Dans cet ouvrage de 267 pages, achevé d’imprimer en septembre passé, Ibra Ciré Ndiaye s’efforce de démontrer que les Satigui ne sont pas si inférieurs comme certains suprématistes tenteraient, selon lui, de le faire croire. Corollairement, les Almami ne sont pas aussi supérieurs. Revisitant l’histoire, il montre comment les premiers ont pu régner, en tant que rois, dans le Fouta-Toro, de 1495 à 1778. A en croire l’anthropologue du droit, tout est question de pouvoir, de prestige dans certains slogans brandis par les uns sans aucun fondement. Il déclare : ‘’Le relief des existences dans cette zone géographique du Sénégal s’inscrit souvent dans une volonté d’embellir des séquences politiques pour mieux sacraliser l’image d’un système politique qui, pourtant, dévalorise l’autre, instrumentalise les personnes et le système politique.’’
Cela dit, Ibra Ciré, bien que tenant à rétablir sa part de vérité, ne cautionne pas l’idée consistant à distribuer des privilèges selon certaines considérations d’ordre social. Il ne suffit pas, selon lui, d’être né dans une famille ou originaire d’un terroir pour prétendre être plus légitime que les autres. ‘’Aucune excuse sociale ou sociologique ne saurait légitimer un quelconque privilège’’, peste le formateur à l’Idhp.

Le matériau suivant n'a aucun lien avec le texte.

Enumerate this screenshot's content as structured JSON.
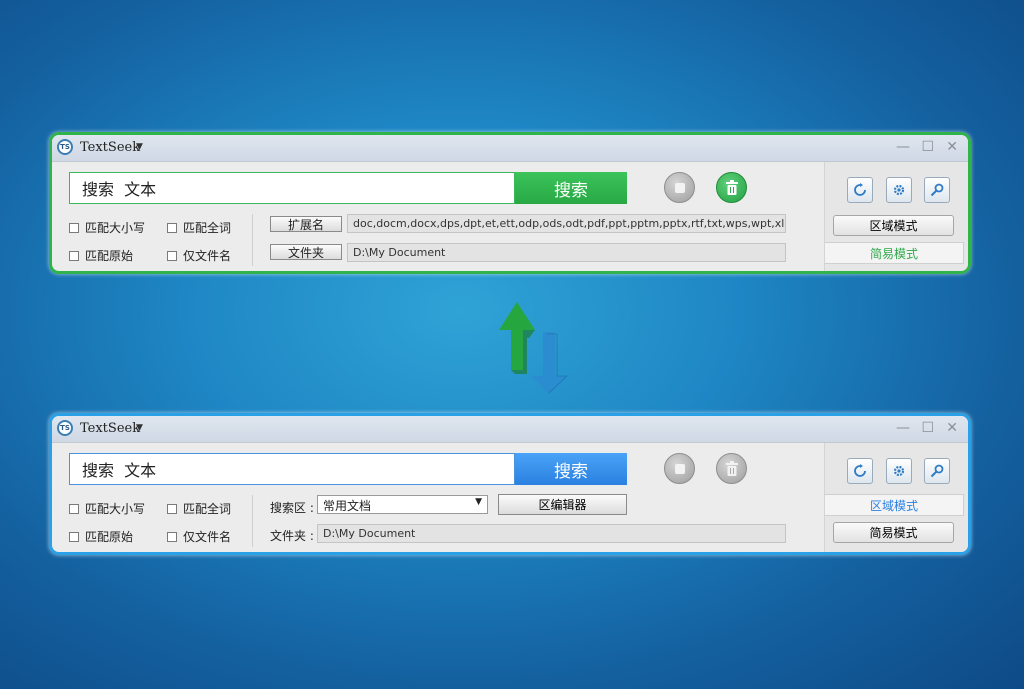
{
  "app": {
    "name": "TextSeek",
    "logo_text": "TS"
  },
  "colors": {
    "green_accent": "#2fb34a",
    "blue_accent": "#2aa0e6",
    "green_button": "#2fb84d",
    "blue_button": "#3a90ee"
  },
  "window_simple": {
    "search_text": "搜索  文本",
    "search_button": "搜索",
    "checkboxes": [
      "匹配大小写",
      "匹配全词",
      "匹配原始",
      "仅文件名"
    ],
    "ext_button": "扩展名",
    "ext_value": "doc,docm,docx,dps,dpt,et,ett,odp,ods,odt,pdf,ppt,pptm,pptx,rtf,txt,wps,wpt,xls,xlsm,xlsx",
    "folder_button": "文件夹",
    "folder_value": "D:\\My Document",
    "mode_zone": "区域模式",
    "mode_simple": "简易模式"
  },
  "window_zone": {
    "search_text": "搜索  文本",
    "search_button": "搜索",
    "checkboxes": [
      "匹配大小写",
      "匹配全词",
      "匹配原始",
      "仅文件名"
    ],
    "zone_label": "搜索区 :",
    "zone_value": "常用文档",
    "zone_editor": "区编辑器",
    "folder_label": "文件夹 :",
    "folder_value": "D:\\My Document",
    "mode_zone": "区域模式",
    "mode_simple": "简易模式"
  },
  "icons": [
    "refresh-icon",
    "settings-icon",
    "search-tool-icon",
    "stop-icon",
    "trash-icon",
    "swap-arrows-icon"
  ]
}
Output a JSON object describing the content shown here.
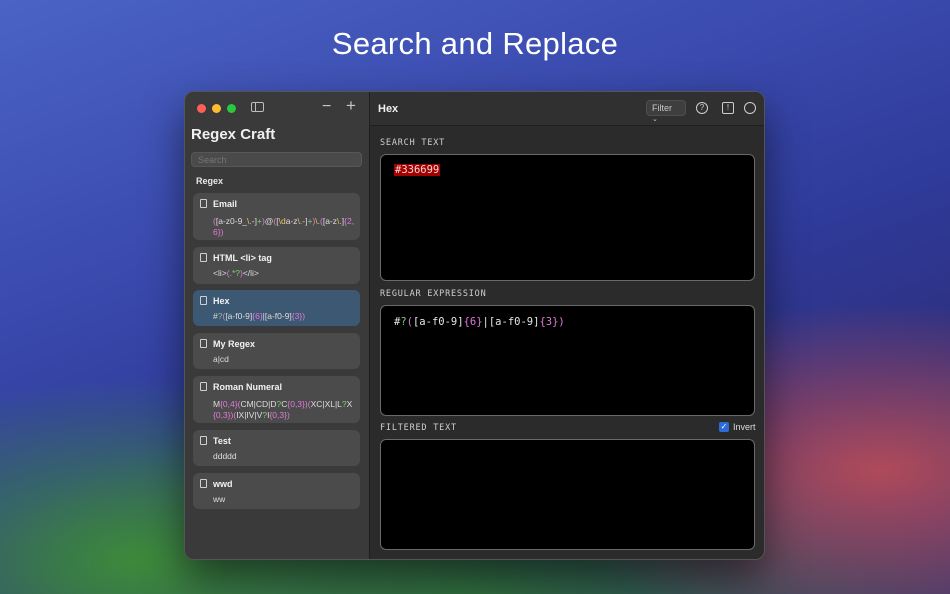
{
  "headline": "Search and Replace",
  "sidebar": {
    "app_title": "Regex Craft",
    "search_placeholder": "Search",
    "section_label": "Regex",
    "items": [
      {
        "name": "Email",
        "pattern": "([a-z0-9_\\.-]+)@([\\da-z\\.-]+)\\.([a-z\\.]{2,6})"
      },
      {
        "name": "HTML <li> tag",
        "pattern": "<li>(.*?)</li>"
      },
      {
        "name": "Hex",
        "pattern": "#?([a-f0-9]{6}|[a-f0-9]{3})"
      },
      {
        "name": "My Regex",
        "pattern": "a|cd"
      },
      {
        "name": "Roman Numeral",
        "pattern": "M{0,4}(CM|CD|D?C{0,3})(XC|XL|L?X{0,3})(IX|IV|V?I{0,3})"
      },
      {
        "name": "Test",
        "pattern": "ddddd"
      },
      {
        "name": "wwd",
        "pattern": "ww"
      }
    ]
  },
  "toolbar": {
    "title": "Hex",
    "filter_label": "Filter",
    "help_icon_glyph": "?",
    "warn_icon_glyph": "!"
  },
  "main": {
    "search_label": "SEARCH TEXT",
    "search_text": "#336699",
    "regex_label": "REGULAR EXPRESSION",
    "regex_text": "#?([a-f0-9]{6}|[a-f0-9]{3})",
    "filtered_label": "FILTERED TEXT",
    "invert_label": "Invert",
    "invert_checked": true,
    "filtered_text": ""
  },
  "colors": {
    "selection": "#3d5872",
    "match_highlight": "#a00000",
    "checkbox_accent": "#2c6bd8"
  }
}
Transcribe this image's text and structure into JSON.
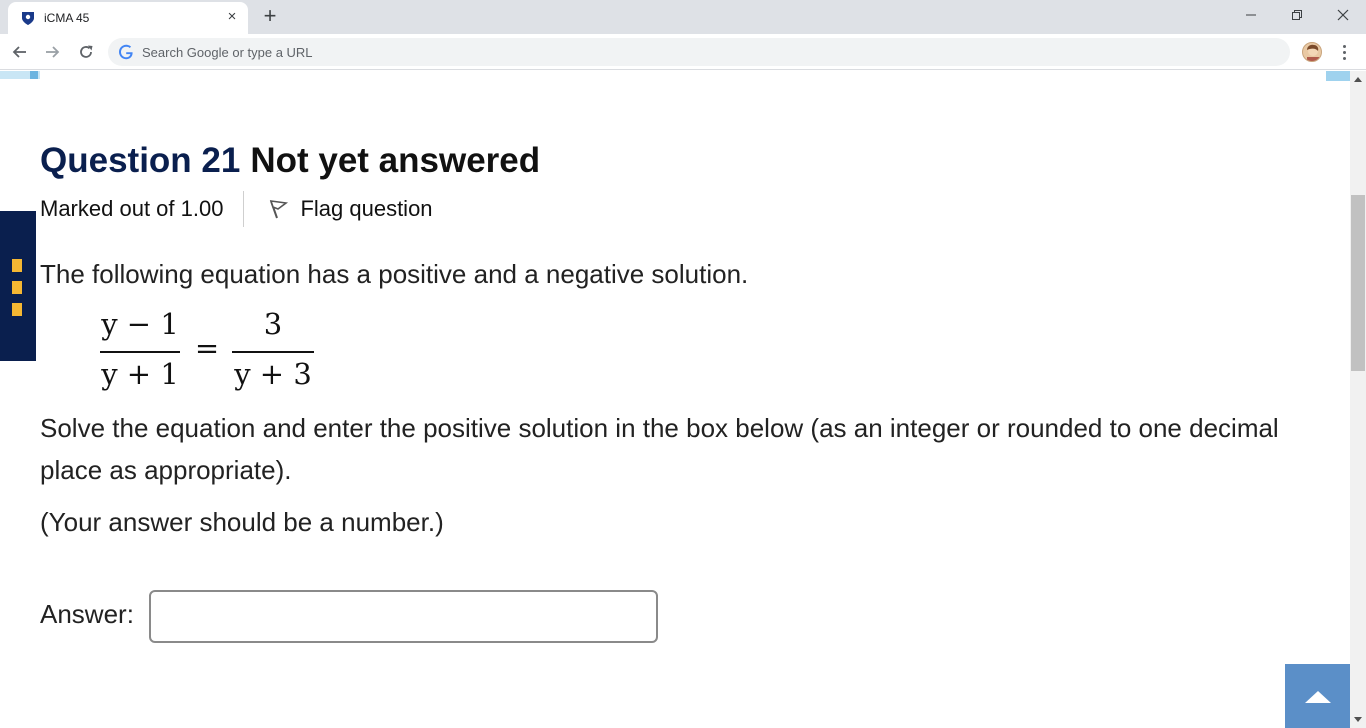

Défendant que l’ouvrage est plus ‘’une remise en cause des bases de raisonnement et des sources de légitimation à travers de nouvelles dynamiques des relations de pouvoir et d’autorité dans cette zone géographique’’. Il permet ‘’d’analyser, entre ombres et lumières, afin de mieux se projeter dans une modernité plus humaine enracinée dans la liberté et l’égalité des personnes, l’inventivité et la parentalité’’.
Reprenant Umberto Eco, l’auteur plaide pour un esprit critique afin de déjouer le règne du faux et de la manipulation contre le nivellement et la standardisation. ‘’Entre splendeurs et misères, souligne-t-il, l’histoire du Fouta-Toro n’a pas échappé à ces fabrications du faux au gré des fantasmes et des illusions motivées principalement par l’exercice et la conservation du pouvoir, une quête de reconnaissance sans relâche de ses leaders et habitants’’. Et d’affirmer : ‘’Nul n’est obligé de vivre ou de reproduire un système de valeurs aliénant aussi injuste que celui du Fouta-Toro entre mesquinerie et ambiguïté feintes qui en sont les freins qu’il convient de desserrer.’’
Dans sa tâche, l’auteur s’emploie véhément à restaurer l’estime de soi chez les populations exclues du pouvoir et qui n’osent prétendre à aucune fonction élective dans leur communes d’origines. ‘’Pour analyser toutes ces prophéties autoproclamées, il convient de déconstruire l’imaginaire et les discours qui tronquent l’histoire pour l’attractivité du pouvoir… C’est souvent sur des récits fondateurs prophétisés que le système torodo aux porosités historiquement constatés a construit des mythes, des légitimités et faire-valoir pour construire des inégalités de destins fondés sur la discrimination et l’exclusion’’.
Ibra Ciré Ndiaye considère qu’il est indispensable de sortir de la ‘’conception toxique et nocive qui consiste à inventer des récits, des généalogies prophétisantes et des dates fictives pour tenter ensuite de s’ériger en fierté locale. Cela est devenu une fiction locale tissée fil à fil pour rendre l’histoire du Fouta-Toro conforme à leurs récits’’.
Pour lui, il ne s’agit nullement de renverser un quelconque ordre établi, mais surtout ‘’dans un processus de réhabilitation de la diversité culturelle des bâtisseurs du Fouta-Toro que sont les Sérères, Wolofs, Soninkés, Bambaras, Peuls... Ces rappels sont nécessaires pour comprendre l’étrangeté des discours des périodes actuelles que des travaux de recherche hésitent à reproblématiser et restituer’’.